The Lupus is a chronic autoimmune disease characterized by inflammation in the skin, joints, eyes, kidneys, brain, heart and lungs.
There are several symptoms. They are manifested at different levels and not always the same in all diagnosed patients.
In addition, in some cases, it can take a long time between the appearance of one symptom and another. For other people, the symptoms can arise as major complications and even be lethal.
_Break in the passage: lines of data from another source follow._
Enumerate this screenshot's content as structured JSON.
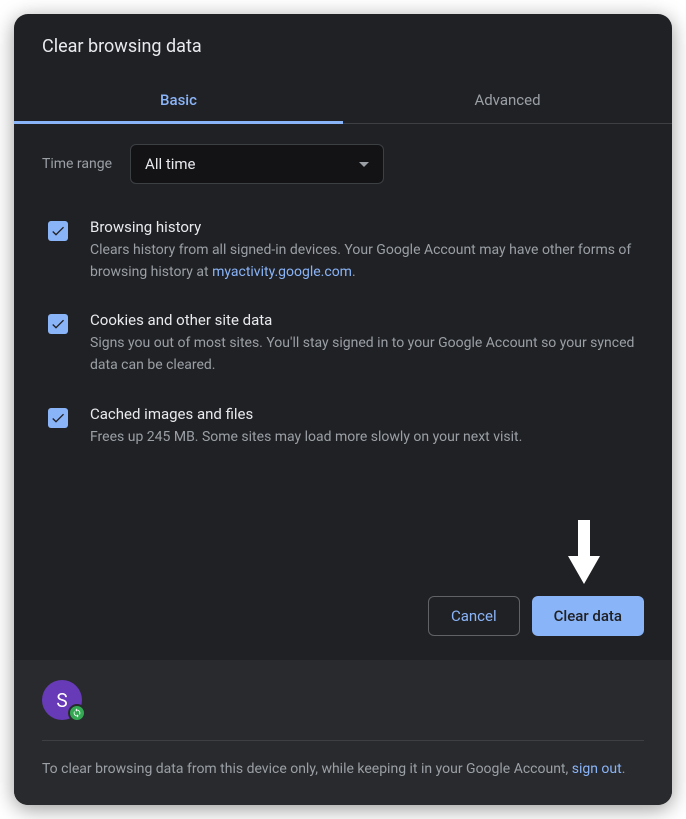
{
  "dialog": {
    "title": "Clear browsing data"
  },
  "tabs": {
    "basic": "Basic",
    "advanced": "Advanced"
  },
  "timeRange": {
    "label": "Time range",
    "value": "All time"
  },
  "options": {
    "browsingHistory": {
      "title": "Browsing history",
      "descPrefix": "Clears history from all signed-in devices. Your Google Account may have other forms of browsing history at ",
      "link": "myactivity.google.com",
      "descSuffix": "."
    },
    "cookies": {
      "title": "Cookies and other site data",
      "desc": "Signs you out of most sites. You'll stay signed in to your Google Account so your synced data can be cleared."
    },
    "cache": {
      "title": "Cached images and files",
      "desc": "Frees up 245 MB. Some sites may load more slowly on your next visit."
    }
  },
  "buttons": {
    "cancel": "Cancel",
    "clearData": "Clear data"
  },
  "avatar": {
    "initial": "S"
  },
  "footer": {
    "textPrefix": "To clear browsing data from this device only, while keeping it in your Google Account, ",
    "link": "sign out",
    "textSuffix": "."
  }
}
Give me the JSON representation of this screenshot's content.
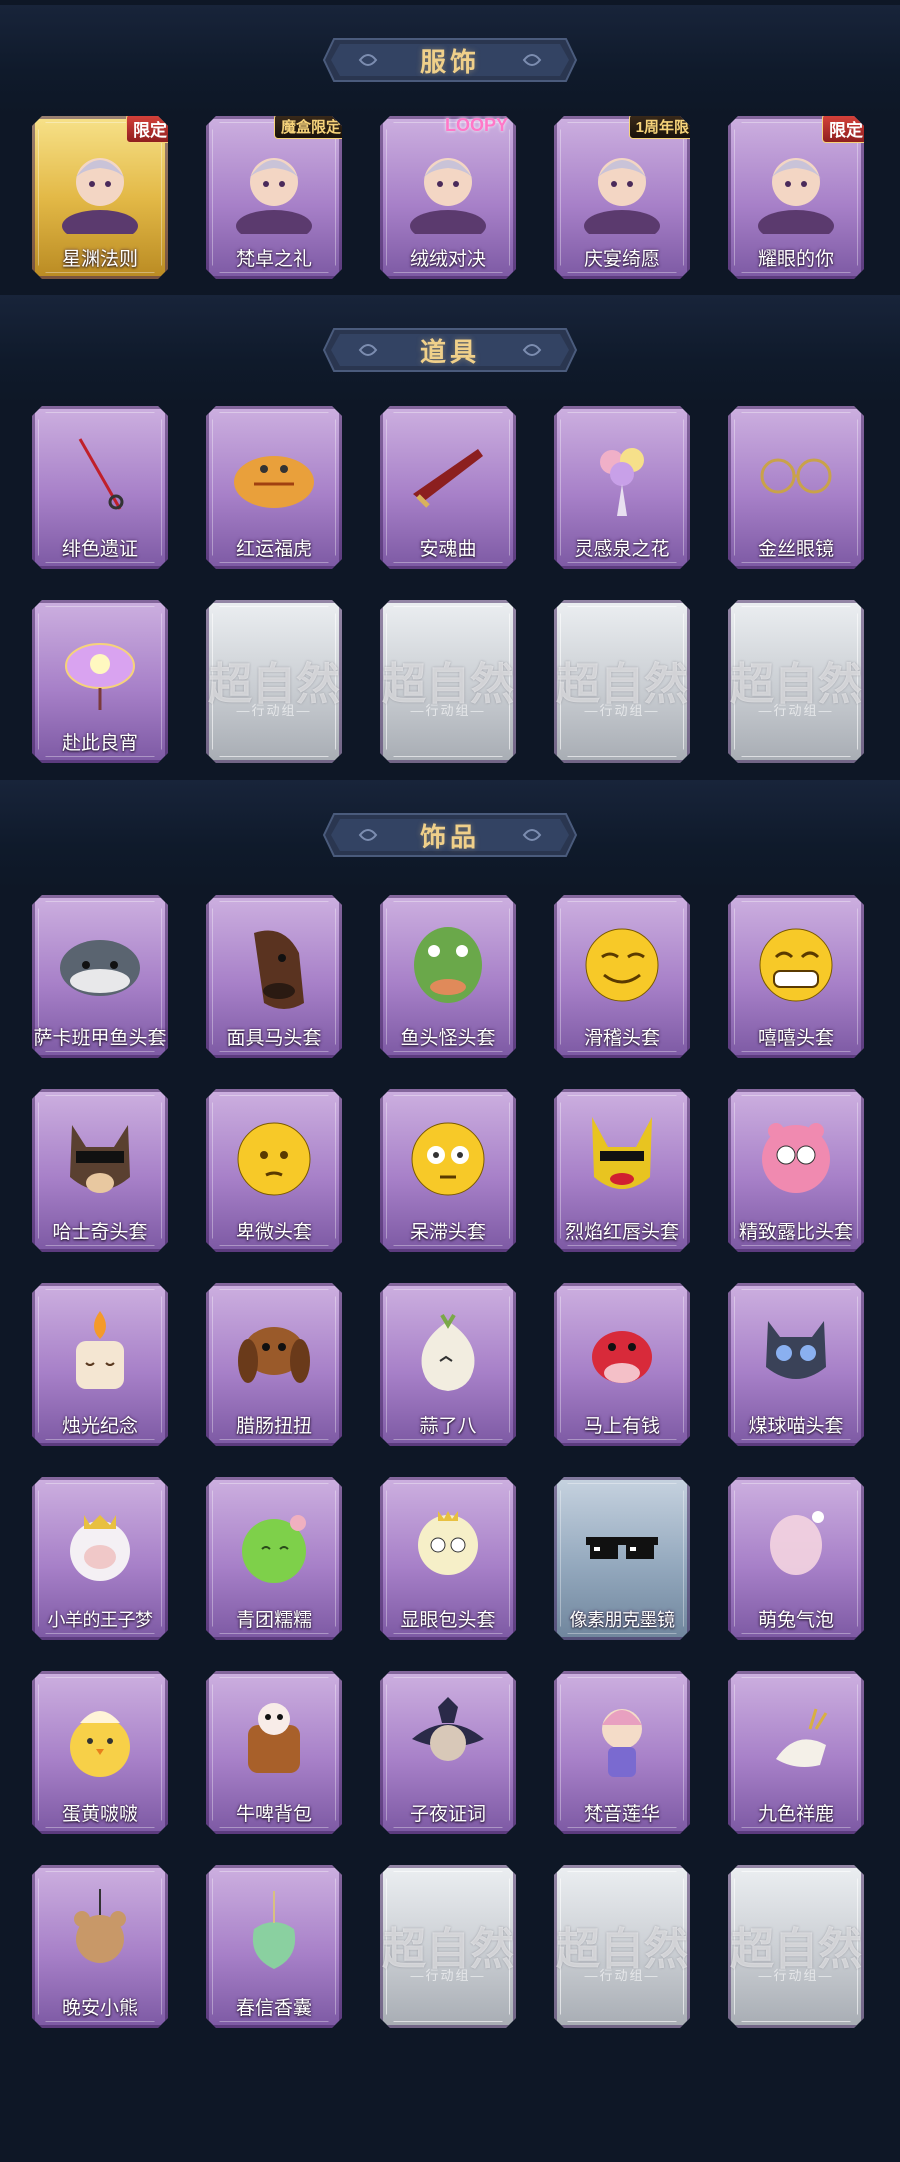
{
  "sections": [
    {
      "title": "服饰",
      "items": [
        {
          "label": "星渊法则",
          "badge": "限定",
          "style": "gold",
          "icon": "costume-portrait-icon"
        },
        {
          "label": "梵卓之礼",
          "badge": "魔盒限定",
          "style": "purple",
          "icon": "costume-portrait-icon"
        },
        {
          "label": "绒绒对决",
          "badge": "LOOPY",
          "style": "purple",
          "icon": "costume-portrait-icon"
        },
        {
          "label": "庆宴绮愿",
          "badge": "1周年限",
          "style": "purple",
          "icon": "costume-portrait-icon"
        },
        {
          "label": "耀眼的你",
          "badge": "限定",
          "style": "purple",
          "icon": "costume-portrait-icon"
        }
      ]
    },
    {
      "title": "道具",
      "items": [
        {
          "label": "绯色遗证",
          "icon": "rapier-icon"
        },
        {
          "label": "红运福虎",
          "icon": "tiger-plush-icon"
        },
        {
          "label": "安魂曲",
          "icon": "blade-icon"
        },
        {
          "label": "灵感泉之花",
          "icon": "bouquet-icon"
        },
        {
          "label": "金丝眼镜",
          "icon": "glasses-icon"
        },
        {
          "label": "赴此良宵",
          "icon": "lantern-icon"
        },
        {
          "empty": true
        },
        {
          "empty": true
        },
        {
          "empty": true
        },
        {
          "empty": true
        }
      ]
    },
    {
      "title": "饰品",
      "items": [
        {
          "label": "萨卡班甲鱼头套",
          "icon": "fish-mask-icon"
        },
        {
          "label": "面具马头套",
          "icon": "horse-mask-icon"
        },
        {
          "label": "鱼头怪头套",
          "icon": "fishhead-mask-icon"
        },
        {
          "label": "滑稽头套",
          "icon": "smirk-emoji-icon"
        },
        {
          "label": "嘻嘻头套",
          "icon": "grin-emoji-icon"
        },
        {
          "label": "哈士奇头套",
          "icon": "husky-mask-icon"
        },
        {
          "label": "卑微头套",
          "icon": "humble-emoji-icon"
        },
        {
          "label": "呆滞头套",
          "icon": "dazed-emoji-icon"
        },
        {
          "label": "烈焰红唇头套",
          "icon": "pikachu-mask-icon"
        },
        {
          "label": "精致露比头套",
          "icon": "ruby-mask-icon"
        },
        {
          "label": "烛光纪念",
          "icon": "candle-icon"
        },
        {
          "label": "腊肠扭扭",
          "icon": "dachshund-icon"
        },
        {
          "label": "蒜了八",
          "icon": "garlic-icon"
        },
        {
          "label": "马上有钱",
          "icon": "red-horse-icon"
        },
        {
          "label": "煤球喵头套",
          "icon": "cat-mask-icon"
        },
        {
          "label": "小羊的王子梦",
          "icon": "sheep-crown-icon",
          "small": true
        },
        {
          "label": "青团糯糯",
          "icon": "green-dumpling-icon"
        },
        {
          "label": "显眼包头套",
          "icon": "bulb-head-icon"
        },
        {
          "label": "像素朋克墨镜",
          "icon": "pixel-sunglasses-icon",
          "style": "blue",
          "small": true
        },
        {
          "label": "萌兔气泡",
          "icon": "bunny-bubble-icon"
        },
        {
          "label": "蛋黄啵啵",
          "icon": "chick-icon"
        },
        {
          "label": "牛啤背包",
          "icon": "cow-backpack-icon"
        },
        {
          "label": "子夜证词",
          "icon": "owl-figure-icon"
        },
        {
          "label": "梵音莲华",
          "icon": "chibi-figure-icon"
        },
        {
          "label": "九色祥鹿",
          "icon": "deer-icon"
        },
        {
          "label": "晚安小熊",
          "icon": "bear-charm-icon"
        },
        {
          "label": "春信香囊",
          "icon": "sachet-icon"
        },
        {
          "empty": true
        },
        {
          "empty": true
        },
        {
          "empty": true
        }
      ]
    }
  ],
  "placeholder": {
    "watermark": "超自然",
    "subtitle": "—行动组—"
  }
}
Some symptoms are considered more general, and are also common in other diseases, which makes it difficult to diagnose lupus quickly and accurately.
Most common symptoms
- Skin spots (usually on the face, neck, neck and arms);
- Weight loss;
- Lack of appetite;
- Loss of hair;
- Joint pain;
- Inflammation in the kidneys;
- Inflammation of the pleura and pericardium (membrane that lines the lung and heart);
- Mouth sores;
- Difficulty breathing;
- Poor circulation in the hands and feet.
Less frequent symptoms
- Emergence of tongues or lymph nodes (“lumps”, common in the region of the armpit, neck and groin)
Neuropsychiatric disorders are more rare manifestations in people who have lupus. They can be the cause of seizures , one of the symptoms present in more severe cases. In addition, changes in mood, depression and anxiety may be present as aggravating factors.
When the lesions caused by the disease affect the internal organs, problems such as arrhythmia – when the heart has abnormal beats – can arise. In addition, problems in the digestive system, such as vomiting, nausea and discomfort in the abdomen region, can also be symptoms, although not as frequent.